Y refirió alegremente cómo, después de haber pasado en vela la mitad de la noche, había entrado casi por fuerza, vestido con un abrigo de piel de carnero como si fuera un campesino, en el coche de Karenin.

—Al contrario del refrán[42], el revisor, viendo mi vestimenta, trató de impedirme el paso, así que tuve que soltar algunas expresiones algo fuertes… También usted —dijo Lievin dirigiéndose a Karenin, cuyo nombre había olvidado— quiso primero hacerme salir, juzgándome por el traje. Pero luego intervino en mi favor y se lo agradecí profundamente.

—Los derechos de los viajeros respecto a la elección de sus asientos no están bien determinados en general —dijo Alexiéi Alexándrovich, limpiándose las puntas de los dedos con su pañuelo, después de comer una rebanada de pan con un pedacito de queso.

—Ya observé la vacilación de usted —replicó Lievin, sonriendo—; y por eso me apresuré a entablar conversación inteligente para hacerle olvidar un poco mi piel de carnero.

Koznyshov, que hablaba con el ama de la casa, prestando oído a la conversación, volvió la cabeza hacia su hermano, y se preguntó: «¿De qué le vendrá ese aire conquistador?».

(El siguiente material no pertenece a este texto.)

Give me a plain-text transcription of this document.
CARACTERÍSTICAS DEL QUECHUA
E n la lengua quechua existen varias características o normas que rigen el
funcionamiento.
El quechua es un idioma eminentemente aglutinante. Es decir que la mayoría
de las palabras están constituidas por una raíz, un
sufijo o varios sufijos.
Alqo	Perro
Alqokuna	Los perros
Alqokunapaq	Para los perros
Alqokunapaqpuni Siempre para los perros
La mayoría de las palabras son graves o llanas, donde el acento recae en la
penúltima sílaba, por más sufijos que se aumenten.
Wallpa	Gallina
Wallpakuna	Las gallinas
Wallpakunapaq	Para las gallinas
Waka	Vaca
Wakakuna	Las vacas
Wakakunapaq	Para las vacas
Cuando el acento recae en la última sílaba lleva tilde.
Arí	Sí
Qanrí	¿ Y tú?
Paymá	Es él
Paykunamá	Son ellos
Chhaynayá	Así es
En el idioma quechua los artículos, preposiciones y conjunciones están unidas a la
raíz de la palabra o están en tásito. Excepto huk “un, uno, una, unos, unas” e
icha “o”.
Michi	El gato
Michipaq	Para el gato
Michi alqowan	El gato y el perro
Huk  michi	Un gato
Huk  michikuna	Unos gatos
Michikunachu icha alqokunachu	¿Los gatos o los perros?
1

No sabía que a Lievin le habían crecido las alas. Era, sin duda, porque ella estaba allí, porque ella le oía con placer; y solo aquello, nada más, fue lo que le interesaba a Lievin. No solo en la habitación, sino en el universo entero para él solo existían Él mismo, que de pronto adquirió una enorme importancia, y Ella. Se encontraba en las vertiginosas alturas, mientras que debajo de ellos, muy a lo lejos, se agitaba una buena gente, como Stepán Arkádich y Karenin, y el resto de la humanidad.

Stepán Arkádich, al colocar a sus convidados, puso a Kiti y a Lievin uno junto al otro de una manera muy natural, sin mirarles, como si ya no hubiera más sitio en la mesa

—Venga, siéntate por ejemplo aquí —le dijo a Lievin.

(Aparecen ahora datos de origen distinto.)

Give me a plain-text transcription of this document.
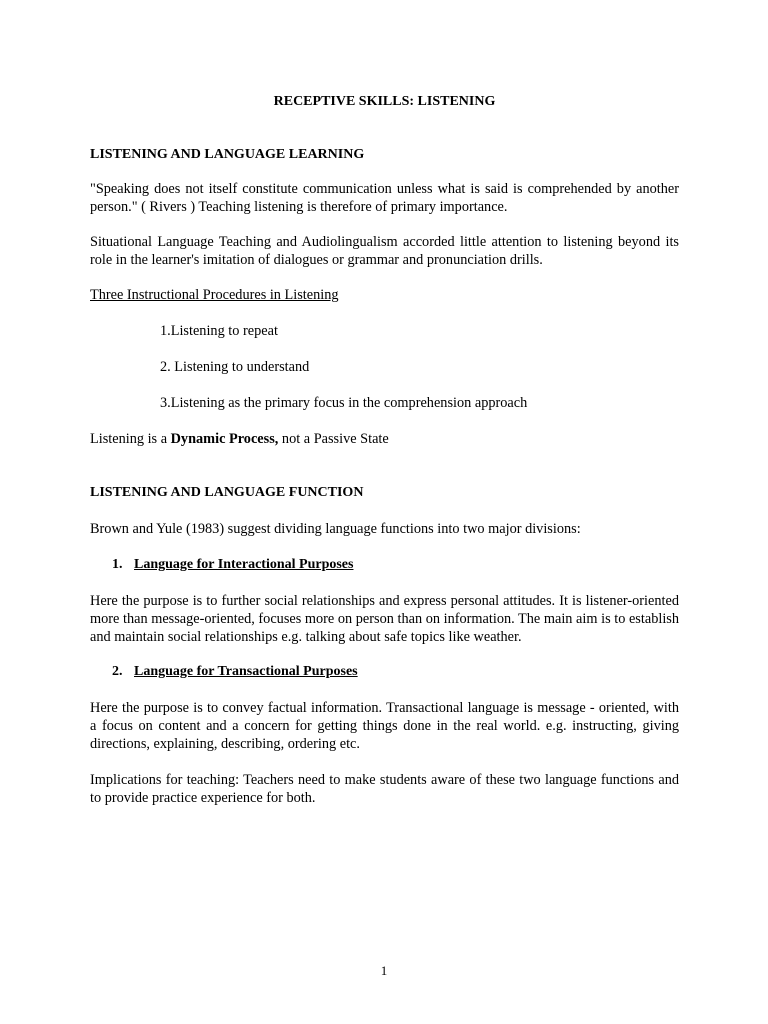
RECEPTIVE SKILLS: LISTENING

LISTENING AND LANGUAGE LEARNING

"Speaking does not itself constitute communication unless what is said is comprehended by another person." ( Rivers ) Teaching listening is therefore of primary importance.

Situational Language Teaching and Audiolingualism accorded little attention to listening beyond its role in the learner's imitation of dialogues or grammar and pronunciation drills.

Three Instructional Procedures in Listening

1.Listening to repeat

2. Listening to understand

3.Listening as the primary focus in the comprehension approach

Listening is a Dynamic Process, not a Passive State

LISTENING AND LANGUAGE FUNCTION

Brown and Yule (1983) suggest dividing language functions into two major divisions:

1. Language for Interactional Purposes

Here the purpose is to further social relationships and express personal attitudes. It is listener-oriented more than message-oriented, focuses more on person than on information. The main aim is to establish and maintain social relationships e.g. talking about safe topics like weather.

2. Language for Transactional Purposes

Here the purpose is to convey factual information. Transactional language is message - oriented, with a focus on content and a concern for getting things done in the real world. e.g. instructing, giving directions, explaining, describing, ordering etc.

Implications for teaching: Teachers need to make students aware of these two language functions and to provide practice experience for both.

1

La comida, servida con elegancia, pues Stepán Arkádich tenía empeño en ello, fue excelente; la sopa Marie-Louise, acompañada de los pirozhkí minúsculos que se deshacían en la boca, era riquísima; Matviei, con dos criados que lucían corbata blanca, desempeñó su cometido diestramente, sin la menor confusión.

El éxito fue también completo en cuanto a las conversaciones, así la general como la particular, y cuando la comida terminó, todos se levantaron hablando animadamente y hasta Alexiéi Alexándrovich estaba de buen humor.